Allegheny Health Network Cancer Specialists Urge Research Into Individual Risk for Women with Noninvasive Breast Tumors
Ductal carcinoma in situ (DCIS), a noninvasive breast cancer that some doctors are now arguing is over-treated, needs to be evaluated according to each woman’s risk, and more research is needed to better evaluate that risk, two Allegheny Health Network oncologists write in the Journal of the National Cancer Institute. DCIS represents up to 25% of new breast cancer diagnosis.
Pittsburgh, PA (PRWEB) October 11, 2013
Ductal carcinoma in situ (DCIS), a noninvasive breast cancer that some doctors are now arguing is over-treated, needs to be evaluated according to each woman’s risk and more research is required to better evaluate that risk, two Allegheny Health Network oncologists write in the Journal of the National Cancer Institute.
Once an uncommon finding, DCIS now represents up to 25 percent of new breast cancer cases, likely because of the increased use of mammography and breast MRI, the latter of which more effectively detects the disease.
D. Lawrence Wickerham, MD, Director of the Division of Cancer Genetics at Allegheny General Hospital (AGH) and Associate Chairman of the National Surgical Adjuvant Breast and Bowel Project (NSABP), and Thomas B. Julian, MD, Associate Director of the Breast Care Center at AGH and Senior Surgical Director of Medical Affairs, NSABP, also argue that refraining from calling DCIS “cancer,” as some physicians are suggesting, would be little more than a “semantic exercise” that would likely not change women’s decisions on treatment.

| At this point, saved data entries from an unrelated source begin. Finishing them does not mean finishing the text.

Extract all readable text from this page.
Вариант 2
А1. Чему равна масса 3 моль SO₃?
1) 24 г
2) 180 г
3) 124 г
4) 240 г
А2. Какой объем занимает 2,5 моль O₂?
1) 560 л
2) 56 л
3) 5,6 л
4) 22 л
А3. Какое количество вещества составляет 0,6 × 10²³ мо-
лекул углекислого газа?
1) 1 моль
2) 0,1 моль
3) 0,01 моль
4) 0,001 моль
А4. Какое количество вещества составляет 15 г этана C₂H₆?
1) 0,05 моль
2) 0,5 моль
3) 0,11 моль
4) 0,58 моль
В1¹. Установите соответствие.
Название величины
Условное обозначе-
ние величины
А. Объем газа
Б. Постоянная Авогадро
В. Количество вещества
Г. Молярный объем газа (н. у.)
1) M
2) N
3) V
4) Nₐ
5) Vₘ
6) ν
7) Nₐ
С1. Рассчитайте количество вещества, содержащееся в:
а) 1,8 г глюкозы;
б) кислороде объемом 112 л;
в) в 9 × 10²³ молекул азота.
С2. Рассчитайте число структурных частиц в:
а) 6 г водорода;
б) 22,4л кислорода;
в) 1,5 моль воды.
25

Somewhat less than half of DCIS proceeds to invasive cancer and most women choose breast-conserving surgery to remove the tumor.
Drs. Wickerham and Julian write that when DCIS does develop into invasive breast cancer, it carries an increased mortality risk. At present, doctors cannot predict whether any woman’s DCIS will be aggressive.
“In the breast clinic, it might be nice to avoid the label ‘breast cancer’ when speaking of or to DCIS patients, along with the fear and anxiety that can accompany those words,” Drs. Wickerham and Julian write. “Nevertheless, we do need to inform our patients that DCIS, by any name, is more than a minor medical nuisance.”
The best solution would be to develop the ability to identify each DCIS patient’s likely prognosis and response to various therapies, Drs. Wickerham and Julian write.
The Oncotype DX genetic test, which is showing promise in predicting breast cancer recurrence, is a step in the right direction in this regard.
“At a time when we are beginning to use biologically based assessments in the treatment of patients with invasive breast cancer, we should attempt the same for those with DCIS,” the doctors write.
More research into the molecular biology and genetics of this entity are needed to help DCIS patients, and studies of these patients’ educational and psychosocial needs are also needed to assist them in making the best decision about treatment for their individual case.